Goldilocks is the term used by Wall Street to describe a nearly perfect environment for stock values to rise. The term is being used again today, just as it was mistakenly uttered in the middle of the housing bubble, to express the belief held by most investors that we have once again reached equity-market nirvana--a point in time where virtually every economic condition is just right.
However, what Wall Street regards as a nearly perfect economic environment is really just another misinterpretation derived from believing money printing, artificial interest rates, debt and asset bubbles can provide sustainable growth.
This same miscalculation occurred when Ben Bernanke first took the helm of the Federal Reserve on February 1st 2006. At that time, former Chairman Alan Greenspan had already slowly and steadily taken the Fed Funds Rate up to 4.5%, from the 1% level back in June of 2003. The newly appointed Bernanke followed Greenspan's lead and continued to hike the Fed Funds rate three more times in .25% increments. By June of 2006 the Funds Rate was at 5.25% and the Ten-Year Note climbed from 4.5% in February, to 5% by June.
Rising interest rates seemed completely innocuous back then, just as they do today. In fact, the higher borrowing costs were being heralded as a sign that the Fed believed stronger growth was in store; and Wall Street cheered Bernanke and the goldilocks economy on. We all know in hindsight that the 5% Ten-Year Note yield was enough to collapse the entire real estate market, banking system and economy. Because of the lofty debt levels, all it took to kick start the Great Recession was a 10-Year Note that yielded just 5%.
The truth, which belied Wall Street's ebullience, was that the massively overleveraged private sector was teetering on collapse. And when the interest rate trigger was pulled, the economy fell apart. At the end of 2007 the aggregate level of debt in the economy was $49 trillion, or roughly a staggering 330% of GDP.
That aggregate level of debt has now surged to $55.5 trillion at the end of 2013, which is still about 330% of our economy. We have not deleveraged at all. In fact, the nominal level of debt has exploded by over $6 trillion. This onerous level of debt is merely being masked by low interest rates and an unstable economy that is being levitated by producing renewed asset bubbles. An overleveraged consumer and banking sector-which was the case in 2007--is certainly not a more beneficial condition than having an insolvent government. Once interest rates rise it will again reveal the fragile state of the economy.
There hasn't been any structural reforms made to this economy and no viable solutions have been offered to remedy the cause of the great recession.

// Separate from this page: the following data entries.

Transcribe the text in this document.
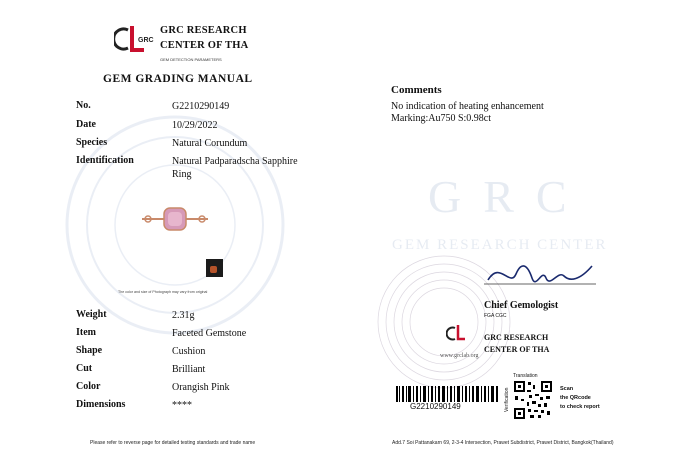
GRC
GEM RESEARCH CENTER
GRC
GRC RESEARCH
CENTER OF THA
GEM DETECTION PARAMETERS
GEM GRADING MANUAL
No.	G2210290149
Date	10/29/2022
Species	Natural Corundum
Identification	Natural Padparadscha Sapphire
Ring
The color and size of Photograph may vary from original
Weight	2.31g
Item	Faceted Gemstone
Shape	Cushion
Cut	Brilliant
Color	Orangish Pink
Dimensions	****
Comments
No indication of heating enhancement
Marking:Au750 S:0.98ct
Chief Gemologist
FGA CGC
GRC RESEARCH
CENTER OF THA
www.grclab.org
G2210290149
Translation
Verification	Scan
the QRcode
to check report
Please refer to reverse page for detailed testing standards and trade name	Add.7 Soi Pattanakarn 69, 2-3-4 Intersection, Prawet Subdistrict, Prawet District, Bangkok(Thailand)
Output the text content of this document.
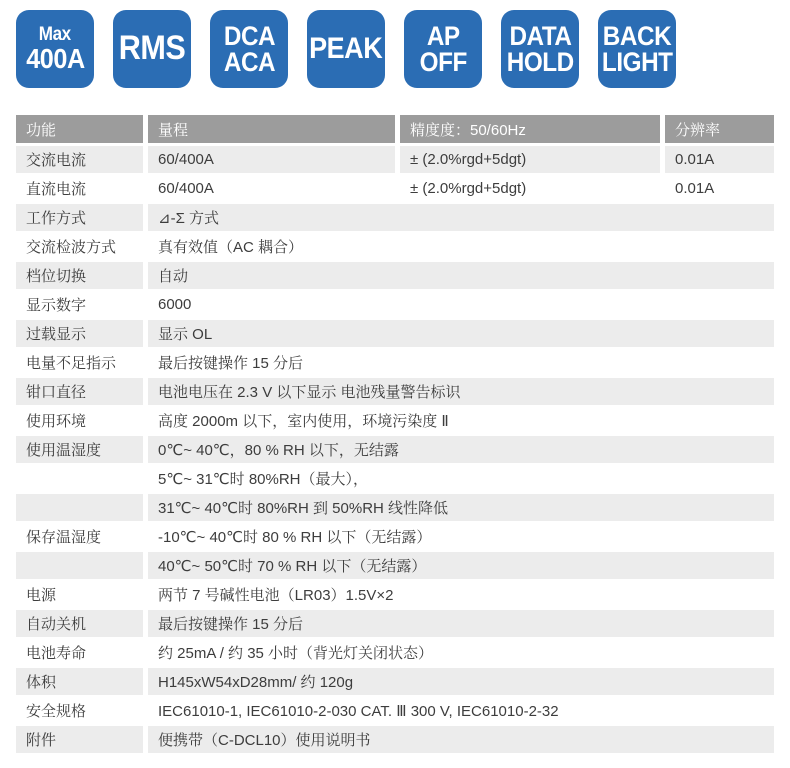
Max
400A RMS DCA
ACA PEAK AP
OFF
DATA
HOLD
BACK
LIGHT
功能	量程	精度度：50/60Hz	分辨率
交流电流	60/400A	± (2.0%rgd+5dgt)	0.01A
直流电流	60/400A	± (2.0%rgd+5dgt)	0.01A
工作方式	⊿-Σ 方式
交流检波方式	真有效值（AC 耦合）
档位切换	自动
显示数字	6000
过载显示	显示 OL
电量不足指示	最后按键操作 15 分后
钳口直径	电池电压在 2.3 V 以下显示 电池残量警告标识
使用环境	高度 2000m 以下，室内使用，环境污染度 Ⅱ
使用温湿度	0℃~ 40℃，80 % RH 以下，无结露
5℃~ 31℃时 80%RH（最大），
31℃~ 40℃时 80%RH 到 50%RH 线性降低
保存温湿度	-10℃~ 40℃时 80 % RH 以下（无结露）
40℃~ 50℃时 70 % RH 以下（无结露）
电源	两节 7 号碱性电池（LR03）1.5V×2
自动关机	最后按键操作 15 分后
电池寿命	约 25mA / 约 35 小时（背光灯关闭状态）
体积	H145xW54xD28mm/ 约 120g
安全规格	IEC61010-1, IEC61010-2-030 CAT. Ⅲ 300 V, IEC61010-2-32
附件	便携带（C-DCL10）使用说明书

No tax, educational or entitlement fixes were put into effect; only our ability to sustain consumption through re-inflating equity, bond and real estate bubbles. The government accomplished this by substantially increasing the amount of outstanding debt and having our central bank monetize most of it.
The Ten-Year Note has already climbed from 1.5% last year, to 3% today. We are now only 200 basis points away from another complete meltdown in stocks and real estate prices. The Fed will learn a painful lesson this year. Namely, that it does not control the long end of the yield curve. A zero percent Fed Funds Rate does not preclude a 5% Ten-Year Note from being realized. Once the Fed's monthly allotment of asset purchases dwindles to around $25 billion per month, I expect the benchmark interest rate to approach that key 5% level.

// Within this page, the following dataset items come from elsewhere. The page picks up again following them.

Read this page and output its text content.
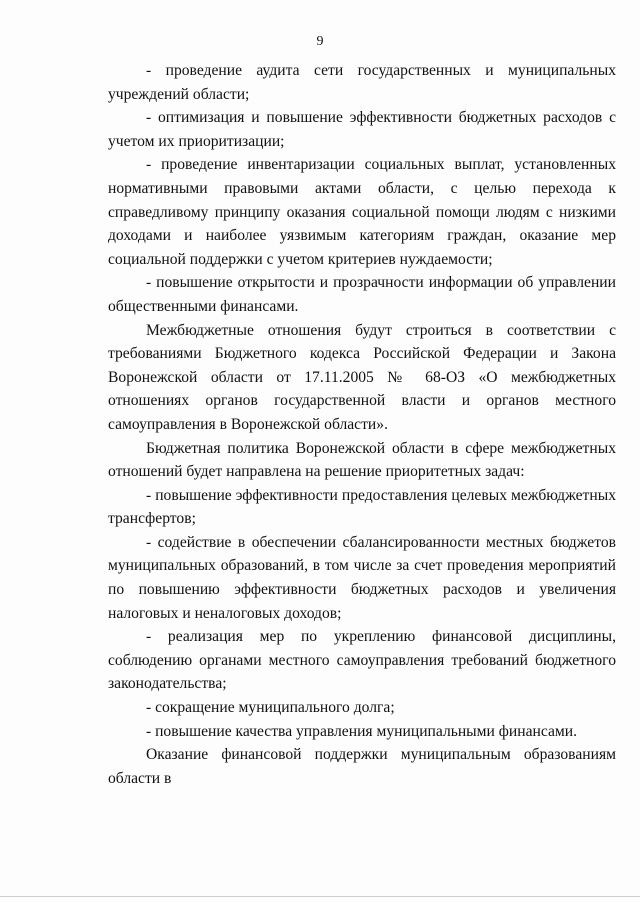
9

- проведение аудита сети государственных и муниципальных учреждений области;

- оптимизация и повышение эффективности бюджетных расходов с учетом их приоритизации;

- проведение инвентаризации социальных выплат, установленных нормативными правовыми актами области, с целью перехода к справедливому принципу оказания социальной помощи людям с низкими доходами и наиболее уязвимым категориям граждан, оказание мер социальной поддержки с учетом критериев нуждаемости;

- повышение открытости и прозрачности информации об управлении общественными финансами.

Межбюджетные отношения будут строиться в соответствии с требованиями Бюджетного кодекса Российской Федерации и Закона Воронежской области от 17.11.2005 № 68-ОЗ «О межбюджетных отношениях органов государственной власти и органов местного самоуправления в Воронежской области».

Бюджетная политика Воронежской области в сфере межбюджетных отношений будет направлена на решение приоритетных задач:

- повышение эффективности предоставления целевых межбюджетных трансфертов;

- содействие в обеспечении сбалансированности местных бюджетов муниципальных образований, в том числе за счет проведения мероприятий по повышению эффективности бюджетных расходов и увеличения налоговых и неналоговых доходов;

- реализация мер по укреплению финансовой дисциплины, соблюдению органами местного самоуправления требований бюджетного законодательства;

- сокращение муниципального долга;

- повышение качества управления муниципальными финансами.

Оказание финансовой поддержки муниципальным образованиям области в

The Fed can still keep short-term rates low as long as it wants, but that will eventually create runaway inflation, ravage the economy and push the long end of the yield curve higher. Or, it can alternatively stop QE and raise the Fed Funds Rate, which will prick asset bubbles, cause government revenue to plummet and send debt service payments soaring. In either the case, the two immutable facts are that the U.S. has a historically-unprecedented level of debt and interest rates must soon mean revert. Much the same case can be made for Japan and the Eurozone as well. That toxic combination is what Wall Street describes as a "Goldilocks scenario."
How all this ends up is sadly very clear. The Fed's next major undertaking will not be how it can gradually raise interest rates in the context of an improving economy-which is the current consensus view, but rather, how much money it will have to print to keep borrowing costs from spiraling out of control.